Confession doesn’t weaken the church—it activates it.
Grace doesn’t work in theory—it works in practice.
Real community isn’t built on pretending.
It’s built on presence.
Grace only works when there’s something to forgive.
Fighting for Your Future, Not Shaming Your Past
In real community, we don’t shame people for where they’ve been.
We fight for where they’re going.
That means love and truth.
Grace and growth.
We say:
“I see you.”
“I know your story.”
“And you’re better than that.”
Not in a condemning way.
In a covenant way.
Love without truth is sentimental. Truth without love is brutal. Jesus refused both.
Wounded Healers and Overestimated People
This will be a community of wounded healers.
Not people who have it all together—
but people who have been met by God in their brokenness.
Jesus didn’t choose impressive disciples.
He chose available ones—and then He overestimated them.
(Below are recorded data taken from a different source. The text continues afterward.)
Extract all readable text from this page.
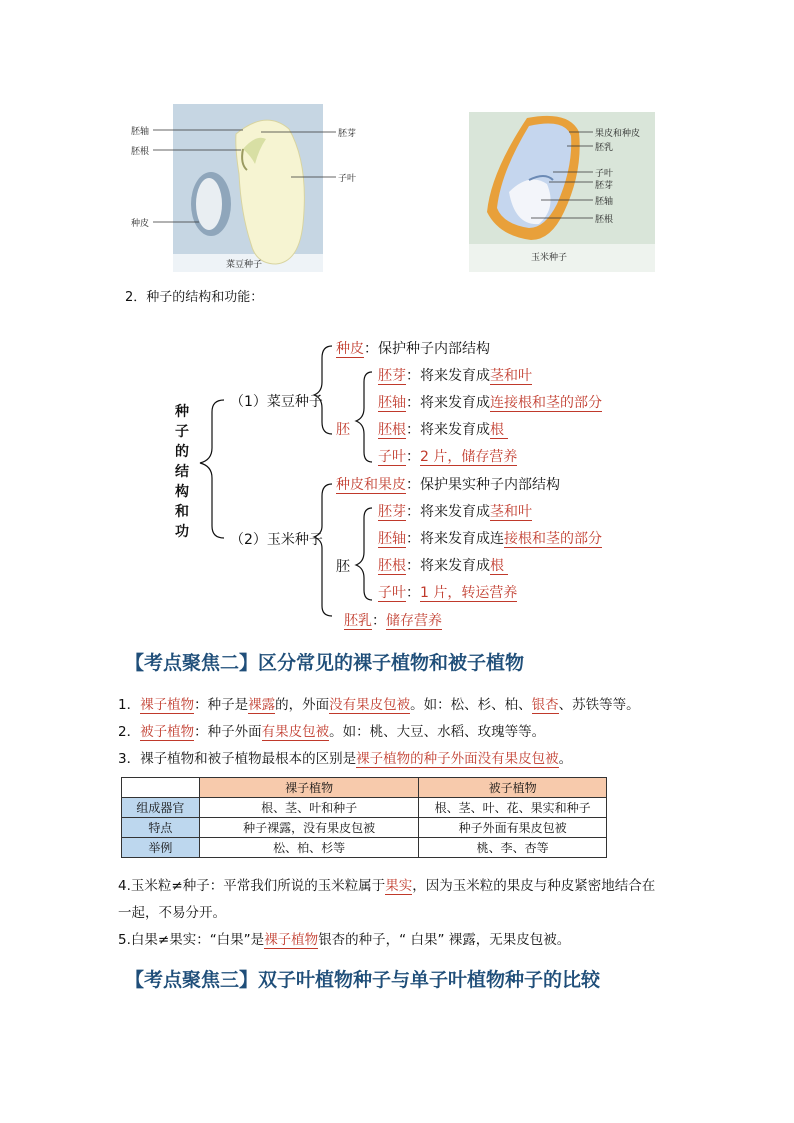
胚轴
胚根
种皮
胚芽
子叶
菜豆种子
果皮和种皮
胚乳
子叶
胚芽
胚轴
胚根
玉米种子
2．种子的结构和功能：
种
子
的
结
构
和
功
（1）菜豆种子
种皮：保护种子内部结构
胚
胚芽：将来发育成茎和叶
胚轴：将来发育成连接根和茎的部分
胚根：将来发育成根
子叶：2 片，储存营养
（2）玉米种子
种皮和果皮：保护果实种子内部结构
胚
胚芽：将来发育成茎和叶
胚轴：将来发育成连接根和茎的部分
胚根：将来发育成根
子叶：1 片，转运营养
胚乳：储存营养
【考点聚焦二】区分常见的裸子植物和被子植物
1．裸子植物：种子是裸露的，外面没有果皮包被。如：松、杉、柏、银杏、苏铁等等。
2．被子植物：种子外面有果皮包被。如：桃、大豆、水稻、玫瑰等等。
3．裸子植物和被子植物最根本的区别是裸子植物的种子外面没有果皮包被。
	裸子植物	被子植物
组成器官	根、茎、叶和种子	根、茎、叶、花、果实和种子
特点	种子裸露，没有果皮包被	种子外面有果皮包被
举例	松、柏、杉等	桃、李、杏等
4.玉米粒≠种子：平常我们所说的玉米粒属于果实，因为玉米粒的果皮与种皮紧密地结合在
一起，不易分开。
5.白果≠果实：“白果”是裸子植物银杏的种子，“ 白果” 裸露，无果皮包被。
【考点聚焦三】双子叶植物种子与单子叶植物种子的比较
Peter didn’t act like a rock.
Jesus called him one anyway.
That’s what God did with me.
That’s what my mom and dad did with me.
They put a crown on my head when it didn’t fit yet—and loved me while I grew into it.
People grow into the names love gives them.
What We Will Be Known For
A lot of churches are known for what they’re against.
We won’t be.
We’ll be known for what we’re for:
For love
For God
For people
For your future self
We will overestimate people on purpose—because Jesus did.
Because God did with me.
An Invitation, Not a Performance
So if you’re looking for a perfect church—this isn’t it.
But if you’re looking for:
An imperfect yet loving community
A place where you don’t have to keep your church face on
A people who slow down enough to know your name
And slow down enough to talk about something deeper than the weather
Then maybe—just maybe—this is your place.
Not because we’re impressive.
But because we’re intentional.
We’re not building a church you attend. We’re building a community you belong to.
And that’s why I’m still here.
Not because I have to.
But because I’m called.
The Best Is Yet To Come, Real Community—-
Rev. John Roberts


That Bonhoeffer quote about loving the dream of community more than the actual community cuts deep. The car-ride-to-church imagery is so visceral because everyone's lived some version of that dissonance between private reality and public presentation. Communities do get stronger when they stop demanding performances, had a mentor once tell me people can smell authenticity through walls and it's true.
Thank you, John for your caring words! Church is a gathering of imperfect people trying to learn and grow in God,s word with the help of our hope dealer! This is not for “perfect” people—as if they exist! I am certainly imperfect, but work daily to be better!